El análisis señala el creciente papel de las prácticas contables en la configuración de las cifras reportadas de financiación climática. Sin normas más claras, los cambios en la presentación de informes pueden indicar de manera engañosa que se proveen más fondos, incluso cuando los compromisos financieros subyacentes permanecen en gran medida sin cambios. El informe también destaca que la financiación climática se ofrece en un contexto de crecientes presiones fiscales y prioridades de gasto en competencia en muchos países donantes, lo que hace que la contabilidad transparente y la presentación de informes creíbles sean aún más importantes.
A medida que los países trabajan para movilizar 1,3 billones de dólares anuales en financiación climática para 2035, garantizar que el apoyo a las economías en desarrollo sea real, medible y verdaderamente adicional se ha convertido en una prueba clave para el sistema mundial de financiación climática. En los debates sobre financiación climática, "adicionalidad" se refiere a fondos nuevos y que se proporcionan además de los compromisos existentes de ayuda al desarrollo, en lugar de ser renombrados dentro de presupuestos ya existentes.
En la práctica, gran parte del gasto relacionado con el clima sigue proviniendo del mismo conjunto de recursos de la asistencia al desarrollo, más que representar flujos financieros nuevos. El informe examina la relación entre la financiación climática, la asistencia oficial para el desarrollo (AOD) y los flujos financieros de desarrollo más amplios desde 2009, cuando los países acordaron movilizar 100.000 millones de dólares anuales para la acción climática en las economías en desarrollo.
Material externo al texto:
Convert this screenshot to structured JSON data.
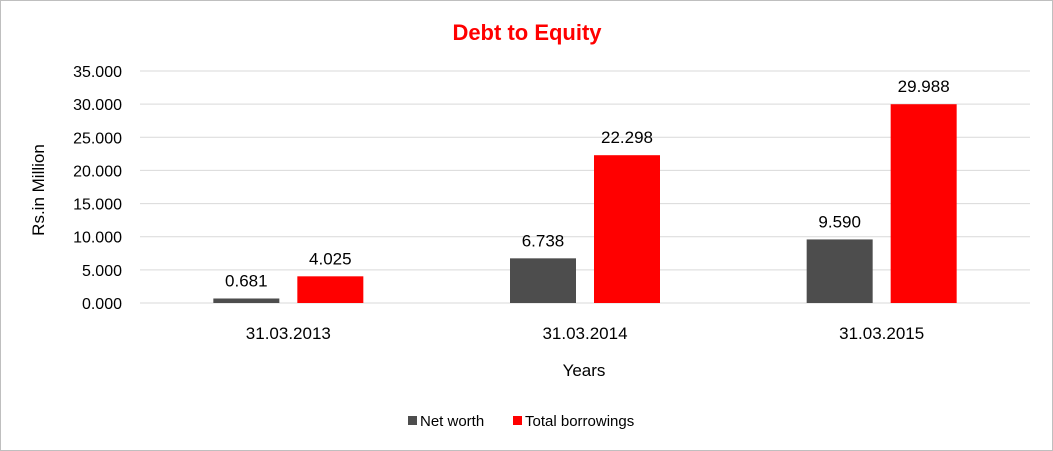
{
  "chart_data": {
    "type": "bar",
    "title": "Debt to Equity",
    "xlabel": "Years",
    "ylabel": "Rs.in Million",
    "categories": [
      "31.03.2013",
      "31.03.2014",
      "31.03.2015"
    ],
    "series": [
      {
        "name": "Net worth",
        "values": [
          0.681,
          6.738,
          9.59
        ],
        "labels": [
          "0.681",
          "6.738",
          "9.590"
        ],
        "color": "#4d4d4d"
      },
      {
        "name": "Total borrowings",
        "values": [
          4.025,
          22.298,
          29.988
        ],
        "labels": [
          "4.025",
          "22.298",
          "29.988"
        ],
        "color": "#ff0000"
      }
    ],
    "ylim": [
      0,
      35
    ],
    "yticks": [
      "0.000",
      "5.000",
      "10.000",
      "15.000",
      "20.000",
      "25.000",
      "30.000",
      "35.000"
    ],
    "grid": true,
    "legend_position": "bottom",
    "title_color": "#ff0000"
  }
}
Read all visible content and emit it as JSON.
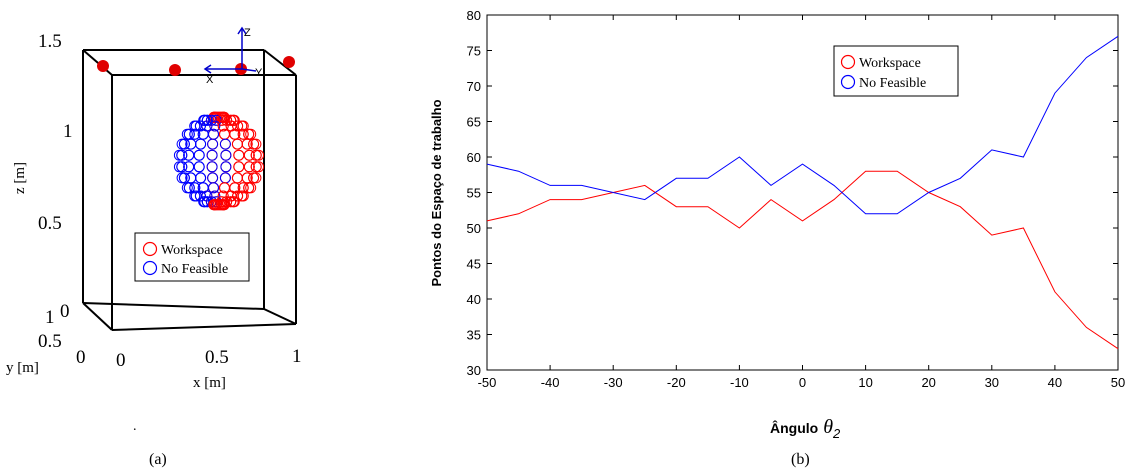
{
  "chart_data": [
    {
      "type": "scatter",
      "view": "3d",
      "panel_label": "(a)",
      "xlabel": "x [m]",
      "ylabel": "y [m]",
      "zlabel": "z [m]",
      "x_ticks": [
        "0",
        "0.5",
        "1"
      ],
      "y_ticks": [
        "0",
        "0.5",
        "1"
      ],
      "z_ticks": [
        "0",
        "0.5",
        "1",
        "1.5"
      ],
      "frame_axes": [
        "X",
        "Y",
        "Z"
      ],
      "legend": [
        "Workspace",
        "No Feasible"
      ],
      "legend_position": "lower-center",
      "colors": {
        "workspace": "#ff0000",
        "no_feasible": "#0000ff",
        "base_points": "#e00000"
      }
    },
    {
      "type": "line",
      "panel_label": "(b)",
      "xlabel": "Ângulo",
      "xlabel_symbol": "θ",
      "xlabel_subscript": "2",
      "ylabel": "Pontos do Espaço de trabalho",
      "xlim": [
        -50,
        50
      ],
      "ylim": [
        30,
        80
      ],
      "x_ticks": [
        -50,
        -40,
        -30,
        -20,
        -10,
        0,
        10,
        20,
        30,
        40,
        50
      ],
      "y_ticks": [
        30,
        35,
        40,
        45,
        50,
        55,
        60,
        65,
        70,
        75,
        80
      ],
      "x": [
        -50,
        -45,
        -40,
        -35,
        -30,
        -25,
        -20,
        -15,
        -10,
        -5,
        0,
        5,
        10,
        15,
        20,
        25,
        30,
        35,
        40,
        45,
        50
      ],
      "series": [
        {
          "name": "Workspace",
          "color": "#ff0000",
          "values": [
            51,
            52,
            54,
            54,
            55,
            56,
            53,
            53,
            50,
            54,
            51,
            54,
            58,
            58,
            55,
            53,
            49,
            50,
            41,
            36,
            33
          ]
        },
        {
          "name": "No Feasible",
          "color": "#0000ff",
          "values": [
            59,
            58,
            56,
            56,
            55,
            54,
            57,
            57,
            60,
            56,
            59,
            56,
            52,
            52,
            55,
            57,
            61,
            60,
            69,
            74,
            77
          ]
        }
      ],
      "legend_position": "top-center",
      "grid": false
    }
  ]
}
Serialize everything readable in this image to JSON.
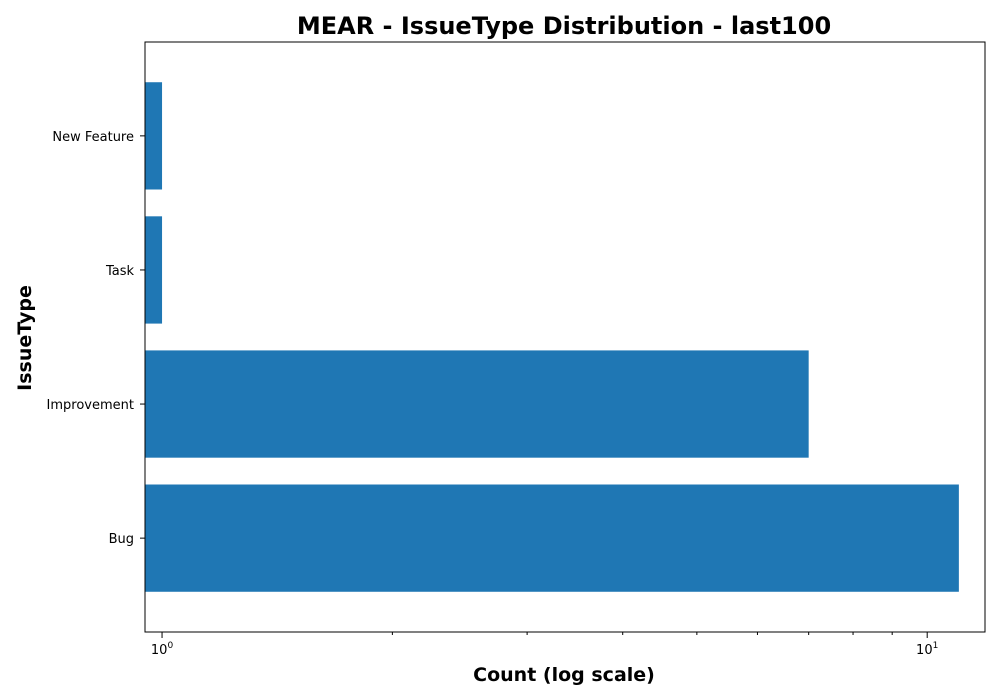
{
  "chart_data": {
    "type": "bar",
    "orientation": "horizontal",
    "title": "MEAR - IssueType Distribution - last100",
    "xlabel": "Count (log scale)",
    "ylabel": "IssueType",
    "xscale": "log",
    "xlim": [
      0.95,
      11.9
    ],
    "major_ticks": [
      {
        "value": 1,
        "base": "10",
        "exponent": "0"
      },
      {
        "value": 10,
        "base": "10",
        "exponent": "1"
      }
    ],
    "minor_ticks": [
      2,
      3,
      4,
      5,
      6,
      7,
      8,
      9
    ],
    "categories": [
      "Bug",
      "Improvement",
      "Task",
      "New Feature"
    ],
    "values": [
      11,
      7,
      1,
      1
    ],
    "grid": false,
    "colors": {
      "bar": "#1f77b4",
      "axis": "#000000",
      "background": "#ffffff"
    }
  }
}
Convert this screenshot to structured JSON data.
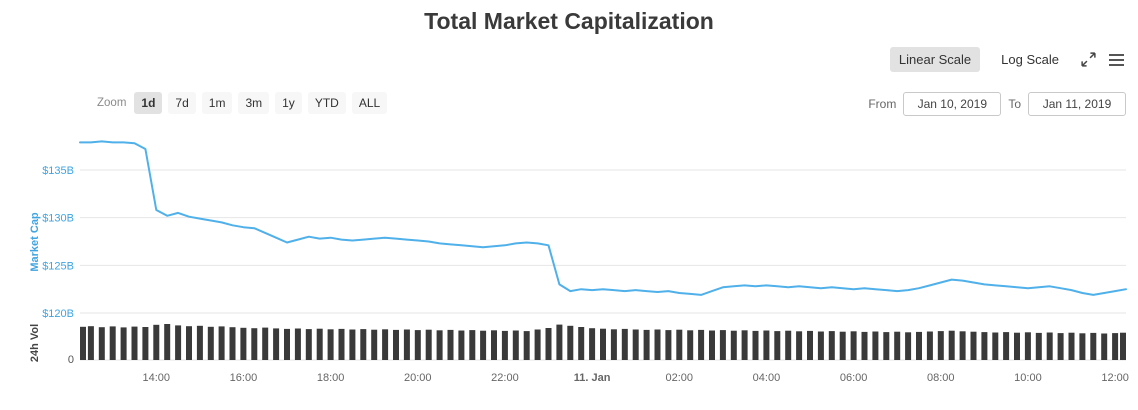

La AOD aumentó de 133.000 millones de dólares en 2009 a 235.000 millones de dólares en 2023. Sin embargo, al excluir los gastos en costos de refugiados en los propios países donantes y el apoyo a Ucrania, la AOD como proporción de la renta nacional bruta (RNB) de los países donantes bajó del 0,33% al 0,30%.
La disminución es más pronunciada para la asistencia al desarrollo no climática. Ajustada por el gasto marcado como climático, la AOD no climática cayó del 0,31% de la RNB en 2009 al 0,25% en 2023. Estas tendencias sugieren que la financiación climática cada vez se provee más a expensas de otras prioridades de desarrollo en lugar de agregarse a los compromisos de ayuda ya existentes. Bajo el criterio más estricto —financiación proporcionada por encima del tradicional objetivo del 0,7% de la RNB como AOD— solo un pequeño número de proveedores ofrece financiación climática que puede considerarse claramente adicional.
El informe destaca la doble contabilización generalizada entre financiación climática y asistencia al desarrollo, ya que muchos proyectos de desarrollo también se cuentan como parte de los compromisos climáticos. Si bien los objetivos climáticos y de desarrollo suelen coincidir, esta práctica puede inflar los totales reportados sin aumentar los recursos reales disponibles para los países en desarrollo. Los cambios en la clasificación de proyectos también han contribuido a aumentar los totales. La AOD bilateral con "marcador de Río" para objetivos climáticos subió de 5.700 millones de dólares en 2009 a 27.700 millones de dólares en 2023, mientras que la proporción de AOD bilateral clasificada como relacionada con el clima aumentó del 6% a casi el 16%. Gran parte de este aumento refleja proyectos en los que el clima es uno de varios objetivos y no el principal foco.
Para los países en desarrollo, hay mucho en juego mientras los gobiernos buscan hacer frente a los impactos del cambio climático y avanzar a la vez en metas de desarrollo más amplias. El informe llama a una mayor transparencia, definiciones más claras y normas contables comunes para evitar la doble contabilización y mejorar la comparabilidad entre proveedores. También insta a los países desarrollados a cumplir tanto con sus compromisos de AOD como con sus metas de financiación climática, al tiempo que aumentan los flujos financieros de modo que la financiación climática apoye —y no compita con— las prioridades de desarrollo.
Cumplir con el objetivo de 1,3 billones de dólares en financiación climática requerirá un apoyo financiero transparente y creíble que restaure la confianza y garantice que el sistema aporte recursos reales a los países en desarrollo.